Wednesday, April 6, 2011

Vagina Wins! (Kind Of)

Nearly a decade after performances were banned, the controversial Vagina Monologues will be performed at Gonzaga — but you’re not invited.

Daniel Walters
Gonzaga students rehearse The Vagina Monologues last weekend. [Photo: Young Kwak]
Gonzaga students rehearse The Vagina Monologues last weekend. [Photo: Young Kwak]
Gonzaga students rehearse The Vagina Monologues last weekend. [Photo: Young Kwak]

Fourteen Gonzaga University students let out orgasmic moans — literally, moans cataloging the varying female reactions to sexual pleasure. Each is followed by laughter.

“I’m so moved by you,” student director Diana Mallon says, grinning at her cast. “I’m so excited that together we’re going to make Gonzaga history in eight days.”

The students are running one of the final rehearsals for their upcoming performance of The Vagina Monologues. For the past 10 years, this play has been banned on Gonzaga’s campus.

Krista Benson remembers seeing the performance at Eastern Washington University in 2002. Then a student at Gonzaga, Benson became inspired to bring the production to her school. She hoped it would spark a dialogue about the “epidemic of sexual assault” on the Gonzaga campus. In fact, it sparked nearly a year of controversy that spread city-wide.

“We were encouraged off the record to not talk to the press,” Benson, who now works at EWU, says. But it came out anyway. News of Gonzaga blacklisting the play hit the Spokesman-Review and the Seattle Times. The public roared with both support and condemnation for Monologues. Angry posters and harassing phone calls resulted in a security escort for Benson. She met more than 50 times with the administration, but in the end, President Father Robert Spitzer vetoed the performance, saying it conflicted with the school’s Catholic values. 

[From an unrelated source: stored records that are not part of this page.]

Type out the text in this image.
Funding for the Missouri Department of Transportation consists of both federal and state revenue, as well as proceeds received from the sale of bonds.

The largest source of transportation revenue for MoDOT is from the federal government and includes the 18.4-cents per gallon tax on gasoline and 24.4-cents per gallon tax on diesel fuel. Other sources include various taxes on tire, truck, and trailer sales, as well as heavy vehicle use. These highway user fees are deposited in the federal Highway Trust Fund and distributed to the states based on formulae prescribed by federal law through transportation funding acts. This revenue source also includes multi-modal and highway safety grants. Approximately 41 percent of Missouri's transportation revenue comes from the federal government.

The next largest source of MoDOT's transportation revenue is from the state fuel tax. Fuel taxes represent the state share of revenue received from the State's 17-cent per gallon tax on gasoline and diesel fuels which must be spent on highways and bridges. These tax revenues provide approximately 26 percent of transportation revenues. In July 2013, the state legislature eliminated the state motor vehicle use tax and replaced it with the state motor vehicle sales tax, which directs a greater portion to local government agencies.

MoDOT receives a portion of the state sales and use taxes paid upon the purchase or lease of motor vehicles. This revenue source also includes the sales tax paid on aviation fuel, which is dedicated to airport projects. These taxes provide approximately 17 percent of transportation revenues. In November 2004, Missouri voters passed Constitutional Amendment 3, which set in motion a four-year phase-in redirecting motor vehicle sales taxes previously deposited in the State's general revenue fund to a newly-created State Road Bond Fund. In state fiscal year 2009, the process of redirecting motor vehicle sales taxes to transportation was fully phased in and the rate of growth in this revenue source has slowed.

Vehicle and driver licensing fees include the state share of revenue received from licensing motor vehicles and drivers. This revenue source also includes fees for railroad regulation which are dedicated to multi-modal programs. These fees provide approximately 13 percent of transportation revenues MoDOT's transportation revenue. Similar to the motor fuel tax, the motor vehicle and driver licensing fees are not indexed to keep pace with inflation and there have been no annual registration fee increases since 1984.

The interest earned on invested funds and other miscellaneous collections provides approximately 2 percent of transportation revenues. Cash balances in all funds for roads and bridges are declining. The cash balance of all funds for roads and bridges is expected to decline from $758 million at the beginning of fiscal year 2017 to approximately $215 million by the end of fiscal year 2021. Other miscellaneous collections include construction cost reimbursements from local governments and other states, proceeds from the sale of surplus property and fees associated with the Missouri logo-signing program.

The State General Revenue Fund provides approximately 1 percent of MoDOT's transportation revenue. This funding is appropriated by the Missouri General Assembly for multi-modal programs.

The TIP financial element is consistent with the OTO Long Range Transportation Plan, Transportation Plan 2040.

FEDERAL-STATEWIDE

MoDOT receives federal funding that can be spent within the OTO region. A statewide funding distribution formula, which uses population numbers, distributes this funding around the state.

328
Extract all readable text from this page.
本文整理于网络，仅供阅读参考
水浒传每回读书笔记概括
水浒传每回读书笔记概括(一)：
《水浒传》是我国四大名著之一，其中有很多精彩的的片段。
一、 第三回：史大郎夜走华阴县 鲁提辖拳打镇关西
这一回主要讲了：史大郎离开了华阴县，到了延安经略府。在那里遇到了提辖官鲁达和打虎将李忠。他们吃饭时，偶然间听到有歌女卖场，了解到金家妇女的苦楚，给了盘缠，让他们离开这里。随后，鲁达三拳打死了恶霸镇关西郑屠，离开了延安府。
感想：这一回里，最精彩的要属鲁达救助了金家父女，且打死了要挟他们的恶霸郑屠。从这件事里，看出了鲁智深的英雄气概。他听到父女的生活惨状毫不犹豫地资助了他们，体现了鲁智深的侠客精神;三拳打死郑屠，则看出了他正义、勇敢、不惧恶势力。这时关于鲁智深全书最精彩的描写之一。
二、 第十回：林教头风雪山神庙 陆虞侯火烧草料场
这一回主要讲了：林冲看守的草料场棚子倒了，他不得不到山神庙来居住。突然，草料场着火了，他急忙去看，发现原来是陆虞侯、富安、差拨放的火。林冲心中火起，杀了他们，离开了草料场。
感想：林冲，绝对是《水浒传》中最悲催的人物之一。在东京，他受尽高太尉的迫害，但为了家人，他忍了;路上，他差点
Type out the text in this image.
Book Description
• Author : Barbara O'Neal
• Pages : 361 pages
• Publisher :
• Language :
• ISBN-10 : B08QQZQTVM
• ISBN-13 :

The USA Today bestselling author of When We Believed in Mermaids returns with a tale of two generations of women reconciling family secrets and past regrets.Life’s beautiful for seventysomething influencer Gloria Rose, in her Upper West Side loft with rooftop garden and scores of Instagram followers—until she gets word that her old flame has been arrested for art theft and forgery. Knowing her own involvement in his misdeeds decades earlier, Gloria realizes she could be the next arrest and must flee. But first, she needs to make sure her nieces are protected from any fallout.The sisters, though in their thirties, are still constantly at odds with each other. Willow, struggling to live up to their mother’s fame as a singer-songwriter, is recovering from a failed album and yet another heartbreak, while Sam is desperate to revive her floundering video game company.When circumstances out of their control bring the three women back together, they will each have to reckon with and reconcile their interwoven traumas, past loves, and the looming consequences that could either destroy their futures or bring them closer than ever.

The Vagina Monologues remains controversial. Call it crass, call it crude, call it refreshingly frank, the play — its monologues spanning rape, abuse, misogyny, lesbianism, profanity, anatomy and sexual fantasies — is intentionally in your face. Catholic colleges across the country have opposed it.

Controversy has its advantages, of course. Benson says she and her fellow students moved the performance off-campus — to a facility paid for by Gonzaga — and the show sold out in less than 15 minutes.

Last year, with Spitzer retired and interim president Thayne McCulloh at the helm, the cycle repeated. A troupe of students, including Mallon, angled to perform the Monologues on campus. Again, they were denied. Again, they protested. Again, the show was held off-campus.

“The protest culture of the spring semester was incredibly empowering,” Mallon says. “It was this sense [that] because we were told we couldn’t talk about that, people started talking about that. We can talk about vaginas, we can talk about sexual violence. People were coming out of the closet like crazy.”

But this year, the story’s different. This weekend, The Vagina Monologues will be performed on Gonzaga’s campus, which raises the question: Why did Gonzaga change its policy?

It didn’t, says Academic Vice-President Patricia Killen. “The policy of the university of not doing a public performance remains in place,” Killen says. Unlike many on-campus events, the general public is not invited to the performance. Student IDs will be checked at the door. The show can’t be advertised off-campus.

The compromise, however, has given critics on both sides ammunition.

Anonymous comments pepper the college newspaper’s website: “The Jesuits have betrayed their Catholic Faith, and God help them for leading our youth into evil!” and “When Satan fails to do his work he sends a woman.”

Mallon says she’s received her first anonymous nasty email, and Catholic news sites have picked up the story, too.

“The Monologues say lesbian activity is all that, masturbation is cool, and sex is all about you feeling good,” a post at the Catholic blog Creative Minority Report reads. “You know, Jesus was all about the pleasure principle.”

Hearing that the play’s not open to the public, Benson lets out a laugh over the phone. “I’m completely unsurprised,” she says. “That’s exactly the kind of prevaricating crap that keeps them from moving forward.”